To strengthen the arch muscles, place a towel on a smooth floor (this doesn’t work well on carpet). Sit in a chair with your toes on the towel and curl your toes to draw the towel towards your heel. Repeat until the foot feels tired, rest a minute and repeat a second time. This strengthening activity should be performed every other day.

In addition, hot and cold treatments are useful to loosen up the arch and promote healing. To do these treatments, you need two 20 oz plastic bottles. Fill one with water and put it in the freezer.

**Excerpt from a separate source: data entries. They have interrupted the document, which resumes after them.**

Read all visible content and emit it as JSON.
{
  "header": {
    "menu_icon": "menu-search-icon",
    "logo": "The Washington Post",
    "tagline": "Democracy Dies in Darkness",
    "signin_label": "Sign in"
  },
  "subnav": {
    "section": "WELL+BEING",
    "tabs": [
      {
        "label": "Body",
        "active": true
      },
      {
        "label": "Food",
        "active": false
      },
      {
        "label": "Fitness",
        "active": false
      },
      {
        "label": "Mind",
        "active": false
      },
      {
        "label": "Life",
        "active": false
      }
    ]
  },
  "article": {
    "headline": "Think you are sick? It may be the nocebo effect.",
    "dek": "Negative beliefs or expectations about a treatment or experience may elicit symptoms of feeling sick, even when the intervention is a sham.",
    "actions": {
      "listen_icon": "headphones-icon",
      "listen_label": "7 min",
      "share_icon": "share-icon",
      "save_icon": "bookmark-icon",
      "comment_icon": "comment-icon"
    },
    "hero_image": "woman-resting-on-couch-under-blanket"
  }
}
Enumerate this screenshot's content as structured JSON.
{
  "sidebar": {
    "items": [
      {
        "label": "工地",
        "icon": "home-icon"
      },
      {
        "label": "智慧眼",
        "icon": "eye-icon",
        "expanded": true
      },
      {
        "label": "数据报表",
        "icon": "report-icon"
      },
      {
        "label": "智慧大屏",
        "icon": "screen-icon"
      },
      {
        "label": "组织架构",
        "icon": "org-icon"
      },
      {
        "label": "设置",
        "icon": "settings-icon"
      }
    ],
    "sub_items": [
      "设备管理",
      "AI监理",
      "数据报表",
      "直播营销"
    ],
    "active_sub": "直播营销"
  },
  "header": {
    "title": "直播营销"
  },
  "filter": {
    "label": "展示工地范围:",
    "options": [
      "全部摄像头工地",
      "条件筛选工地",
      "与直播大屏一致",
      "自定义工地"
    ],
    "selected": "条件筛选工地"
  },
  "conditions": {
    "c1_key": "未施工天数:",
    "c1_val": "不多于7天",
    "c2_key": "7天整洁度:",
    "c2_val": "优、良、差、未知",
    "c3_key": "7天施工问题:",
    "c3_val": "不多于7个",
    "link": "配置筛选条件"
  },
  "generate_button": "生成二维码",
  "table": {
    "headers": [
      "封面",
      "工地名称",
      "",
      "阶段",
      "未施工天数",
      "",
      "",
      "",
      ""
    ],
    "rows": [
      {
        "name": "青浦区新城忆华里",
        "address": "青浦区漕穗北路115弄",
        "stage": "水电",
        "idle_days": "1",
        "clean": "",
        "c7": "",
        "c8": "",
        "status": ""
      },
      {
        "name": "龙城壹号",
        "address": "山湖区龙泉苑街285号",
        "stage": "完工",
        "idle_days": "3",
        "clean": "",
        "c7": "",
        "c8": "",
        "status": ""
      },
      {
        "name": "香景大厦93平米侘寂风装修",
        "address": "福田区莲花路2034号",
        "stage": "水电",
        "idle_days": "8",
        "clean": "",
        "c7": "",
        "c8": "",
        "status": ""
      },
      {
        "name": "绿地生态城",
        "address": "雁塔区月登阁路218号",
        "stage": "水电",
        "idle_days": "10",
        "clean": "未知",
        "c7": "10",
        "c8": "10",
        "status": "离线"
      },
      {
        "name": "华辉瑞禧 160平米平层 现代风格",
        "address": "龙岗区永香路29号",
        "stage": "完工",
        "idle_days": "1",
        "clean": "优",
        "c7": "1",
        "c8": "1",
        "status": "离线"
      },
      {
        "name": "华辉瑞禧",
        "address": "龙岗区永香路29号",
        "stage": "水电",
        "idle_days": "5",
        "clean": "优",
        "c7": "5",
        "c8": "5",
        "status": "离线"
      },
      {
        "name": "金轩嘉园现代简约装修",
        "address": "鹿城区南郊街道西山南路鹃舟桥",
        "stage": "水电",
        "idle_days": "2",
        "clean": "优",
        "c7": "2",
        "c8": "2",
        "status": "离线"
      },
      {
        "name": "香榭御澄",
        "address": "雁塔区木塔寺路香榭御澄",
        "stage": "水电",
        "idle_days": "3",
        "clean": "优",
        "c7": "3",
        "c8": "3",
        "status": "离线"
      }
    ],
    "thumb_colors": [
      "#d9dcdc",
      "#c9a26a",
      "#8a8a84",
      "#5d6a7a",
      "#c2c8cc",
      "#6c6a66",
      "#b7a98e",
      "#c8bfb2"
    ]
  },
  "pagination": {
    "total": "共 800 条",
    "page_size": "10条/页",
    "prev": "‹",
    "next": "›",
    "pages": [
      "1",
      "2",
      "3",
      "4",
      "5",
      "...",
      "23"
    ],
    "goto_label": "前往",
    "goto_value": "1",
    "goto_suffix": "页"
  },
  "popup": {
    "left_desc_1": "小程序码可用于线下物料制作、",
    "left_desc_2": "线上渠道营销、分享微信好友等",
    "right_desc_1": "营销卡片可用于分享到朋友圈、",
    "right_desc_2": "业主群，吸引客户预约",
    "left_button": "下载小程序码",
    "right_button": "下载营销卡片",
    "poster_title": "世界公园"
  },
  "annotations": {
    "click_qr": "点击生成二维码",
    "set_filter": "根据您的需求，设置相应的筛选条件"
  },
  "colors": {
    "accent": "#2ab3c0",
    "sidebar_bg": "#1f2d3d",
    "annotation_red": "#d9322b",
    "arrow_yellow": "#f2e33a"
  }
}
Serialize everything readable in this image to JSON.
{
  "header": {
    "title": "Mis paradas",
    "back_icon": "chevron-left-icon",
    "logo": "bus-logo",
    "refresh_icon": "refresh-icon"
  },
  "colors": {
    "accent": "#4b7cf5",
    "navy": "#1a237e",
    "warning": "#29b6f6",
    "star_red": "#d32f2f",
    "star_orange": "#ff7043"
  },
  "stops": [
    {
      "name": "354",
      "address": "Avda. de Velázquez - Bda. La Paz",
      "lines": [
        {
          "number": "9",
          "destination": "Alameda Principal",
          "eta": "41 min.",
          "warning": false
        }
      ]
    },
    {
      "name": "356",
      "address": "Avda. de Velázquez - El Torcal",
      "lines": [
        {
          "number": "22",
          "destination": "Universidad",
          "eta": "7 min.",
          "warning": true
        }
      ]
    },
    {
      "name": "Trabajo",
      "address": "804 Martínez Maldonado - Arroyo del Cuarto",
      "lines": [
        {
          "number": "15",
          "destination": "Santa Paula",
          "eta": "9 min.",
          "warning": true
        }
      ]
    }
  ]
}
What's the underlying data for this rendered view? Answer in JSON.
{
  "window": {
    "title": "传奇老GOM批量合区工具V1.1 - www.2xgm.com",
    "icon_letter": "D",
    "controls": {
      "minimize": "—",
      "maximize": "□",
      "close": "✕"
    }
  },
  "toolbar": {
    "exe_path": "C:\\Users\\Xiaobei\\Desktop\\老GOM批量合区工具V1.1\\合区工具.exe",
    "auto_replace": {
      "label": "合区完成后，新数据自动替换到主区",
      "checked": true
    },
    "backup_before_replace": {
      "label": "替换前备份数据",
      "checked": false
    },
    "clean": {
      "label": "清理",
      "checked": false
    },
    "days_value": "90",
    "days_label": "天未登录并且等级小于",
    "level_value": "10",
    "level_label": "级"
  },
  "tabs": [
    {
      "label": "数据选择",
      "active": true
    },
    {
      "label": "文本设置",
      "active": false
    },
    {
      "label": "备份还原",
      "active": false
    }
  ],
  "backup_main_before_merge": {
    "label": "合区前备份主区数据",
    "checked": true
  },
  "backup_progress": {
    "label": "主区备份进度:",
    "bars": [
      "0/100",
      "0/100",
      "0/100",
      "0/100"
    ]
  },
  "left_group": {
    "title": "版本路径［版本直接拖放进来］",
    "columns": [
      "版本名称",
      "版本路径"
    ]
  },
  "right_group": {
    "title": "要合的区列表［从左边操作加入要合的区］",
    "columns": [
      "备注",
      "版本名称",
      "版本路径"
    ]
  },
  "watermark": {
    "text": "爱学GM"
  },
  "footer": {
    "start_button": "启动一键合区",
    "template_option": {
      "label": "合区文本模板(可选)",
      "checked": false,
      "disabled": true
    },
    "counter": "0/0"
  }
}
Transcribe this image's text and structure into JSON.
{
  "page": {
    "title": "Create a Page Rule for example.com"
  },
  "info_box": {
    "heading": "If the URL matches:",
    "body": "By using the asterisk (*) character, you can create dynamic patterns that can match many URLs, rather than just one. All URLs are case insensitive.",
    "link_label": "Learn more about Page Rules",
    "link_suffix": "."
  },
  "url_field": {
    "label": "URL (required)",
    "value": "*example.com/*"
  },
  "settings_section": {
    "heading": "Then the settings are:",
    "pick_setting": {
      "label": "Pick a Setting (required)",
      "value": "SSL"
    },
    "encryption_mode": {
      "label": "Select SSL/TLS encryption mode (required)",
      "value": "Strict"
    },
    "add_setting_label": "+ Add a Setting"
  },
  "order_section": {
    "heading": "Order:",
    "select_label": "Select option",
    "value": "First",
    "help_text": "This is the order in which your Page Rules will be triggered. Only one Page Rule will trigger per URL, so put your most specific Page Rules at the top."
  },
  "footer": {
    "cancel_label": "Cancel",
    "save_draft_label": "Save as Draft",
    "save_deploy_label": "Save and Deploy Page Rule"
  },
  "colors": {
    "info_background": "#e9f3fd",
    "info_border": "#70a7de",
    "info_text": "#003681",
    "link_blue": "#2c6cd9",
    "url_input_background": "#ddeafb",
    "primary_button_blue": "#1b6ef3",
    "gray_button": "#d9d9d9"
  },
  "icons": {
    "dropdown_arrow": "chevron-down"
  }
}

At treatment time, remove the first bottle from the freezer; fill the second bottle with hot water from the tap. Place both bottles on the floor. Roll the arch of the foot over the cold bottle for three to five minutes. Follow this by rolling the arch over the hot bottle for three to five minutes. This treatment should be done at least once daily, you may repeat this as needed.

Plantar fasciitis can be a stubborn condition and typically, the longer it has been present, the longer it will take to get better. You should anticipate about 25% improvement four weeks after starting the exercises and stretches, especially if you also improve your foot wear and provide support to the arch. Once your feet are feeling better, continue to perform the stretches and exercises to prevent future problems.

  1. Naylor B.L., Black J.R., Jacoby R.P., Trepal M.J. (2002). Foot Care: Plantar Fasciitis. The StayWell Company.
  2. Safran M., Stone D.A., Zachazewski J (2003). Plantar Fascitis (Heel Spur Syndrome). Instructions for Sports Medicine Patients. Elsevier Science (USA) 576-577.
  3. Arnheim D.D., Prentice W.E. (2000). Principles of Athletic Training. McGraw Hill (Boston) 465-468.